New vendor rules for the utility sector were set to go into effect on July 1, but will now be on hold until October. Considering the standards have been years in the making, most utilities are either protected or are in the process of implementing them, according to Alex Santos, CEO of Fortress Information Security.
But still, “whenever you remove a deadline, you get a little risk,” Santos told Utility Dive. “There’s a saying: the deadline is the ultimate inspiration.”
NERC petitioned federal regulators two weeks ago requesting the delay, pointing out that registered entities “would need to expend significant effort and resources in the coming months” in order to document compliance. Delaying some standards by up to six months was appropriate “in light of the significant uncertainties regarding the response to and recovery from the coronavirus outbreak,” the reliability organization told FERC.

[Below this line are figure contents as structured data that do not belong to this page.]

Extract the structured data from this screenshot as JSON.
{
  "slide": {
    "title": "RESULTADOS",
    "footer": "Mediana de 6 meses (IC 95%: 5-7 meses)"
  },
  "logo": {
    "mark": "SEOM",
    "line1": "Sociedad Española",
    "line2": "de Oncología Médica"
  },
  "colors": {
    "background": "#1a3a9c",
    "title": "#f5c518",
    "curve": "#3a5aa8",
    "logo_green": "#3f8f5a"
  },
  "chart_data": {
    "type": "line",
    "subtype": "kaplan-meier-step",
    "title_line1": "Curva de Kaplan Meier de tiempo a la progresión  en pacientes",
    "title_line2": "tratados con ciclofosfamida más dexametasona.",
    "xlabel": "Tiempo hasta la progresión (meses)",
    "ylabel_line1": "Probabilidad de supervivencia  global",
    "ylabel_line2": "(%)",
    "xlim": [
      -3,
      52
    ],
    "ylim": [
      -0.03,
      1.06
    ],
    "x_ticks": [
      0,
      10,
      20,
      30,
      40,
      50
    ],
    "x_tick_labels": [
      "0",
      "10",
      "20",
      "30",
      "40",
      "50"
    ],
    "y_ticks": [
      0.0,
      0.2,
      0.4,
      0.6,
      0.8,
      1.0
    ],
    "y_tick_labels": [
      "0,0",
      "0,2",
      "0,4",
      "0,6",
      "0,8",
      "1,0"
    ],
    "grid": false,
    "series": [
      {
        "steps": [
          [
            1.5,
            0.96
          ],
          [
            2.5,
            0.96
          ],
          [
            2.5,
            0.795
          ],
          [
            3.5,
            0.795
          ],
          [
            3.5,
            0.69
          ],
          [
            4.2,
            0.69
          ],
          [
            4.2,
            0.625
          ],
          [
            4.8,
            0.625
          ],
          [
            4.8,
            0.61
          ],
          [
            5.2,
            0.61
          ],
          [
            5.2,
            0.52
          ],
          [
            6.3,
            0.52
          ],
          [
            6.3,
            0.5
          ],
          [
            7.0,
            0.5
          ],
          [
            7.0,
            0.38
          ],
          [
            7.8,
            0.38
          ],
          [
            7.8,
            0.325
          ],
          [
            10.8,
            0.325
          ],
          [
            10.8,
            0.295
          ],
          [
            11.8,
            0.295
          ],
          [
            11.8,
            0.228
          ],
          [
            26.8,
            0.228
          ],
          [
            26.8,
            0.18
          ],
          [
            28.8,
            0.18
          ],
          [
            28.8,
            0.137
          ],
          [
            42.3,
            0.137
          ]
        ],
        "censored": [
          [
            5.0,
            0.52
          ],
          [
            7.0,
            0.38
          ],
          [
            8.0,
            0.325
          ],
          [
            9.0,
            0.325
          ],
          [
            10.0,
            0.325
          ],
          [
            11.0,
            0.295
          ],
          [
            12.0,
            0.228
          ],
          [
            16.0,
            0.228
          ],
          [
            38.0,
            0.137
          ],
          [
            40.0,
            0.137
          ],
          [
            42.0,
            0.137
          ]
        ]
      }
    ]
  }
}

Along with the three-month delay for three cybersecurity CIP standards, regulators approved a six-month delay for four other requirements focused on bulk electric system personnel and protection control standards
“I don’t think it’s a big risk because every utility I’ve spoken to really hasn’t changed their plan,” Santos said. “They’re still striving for security and compliance on July 1.”
Utilities are already conducting assessments of their critical vendors to see what security controls are in place for companies and the electric grid, Santos said. New requirements include examining code for “backdoors” that could give hackers access to sensitive systems, and background checks on personnel.
Santos said the delay could wind up leading utilities to increase spending for cybersecurity efforts, as the compliance deadline now sits amid budget development that typically happens in the fall. Fortress works with about 30 utilities and the company “is busy doing a lot of assessments. … We’re as busy as we’ve ever been,” he said.
Utilities have already had 15 months notice of the new requirements, Richard Henderson, head of global threat intelligence at security firm Lastline, told Utility Dive. Another three months is likely not significant, he said.
“I would hope that most organizations were quite a ways along their planning and preparation before COVID-19 threw a wrench into our whole world,” Henderson said in an email. “Those organizations who are almost there — or better yet, done — won’t feel much difference here. And for the few that have lagged behind, maybe this is the respite they need to start.”
Protect Our Power, a non-profit advocating for grid security, had called for FERC to approve a shorter 30-day delay to the CIP standards but the group’s executive director, Jim Cunningham, told Utility Dive the commission’s decision “is not unexpected amid the upheaval and loss caused by the coronavirus.”
“It remains imperative that cybersecurity vulnerabilities in the electric sector supply chain are eliminated as quickly and aggressively as possible,” Cunningham said in an email.
“The added flexibility provided by a three-month delay will allow entities to recover from the impacts of COVID before implementing new controls and new supply chain processes, which may be significantly different from how an entity currently conducts its procurement,” NERC Vice President and Director of Engineering and Standards Howard Gugel told Utility Dive.
While modest implementation delay of the new CIP standards is not considered a threat, Santos said going much further could have an impact.
“If the deadline gets extended to Jan. 1, I don’t think it makes a big difference,” Santos said. “Far beyond that, I think it starts to get ‘out of sight, out of mind.'”
While COVID-19 has injected more risk into the utility sector, in part due to the prevalence of remote work, Santos said the industry is not alone. “It’s a heightened risk environment for everybody,” he said. “The economy as a whole is taking a little risk, because we’re working out of our environment.”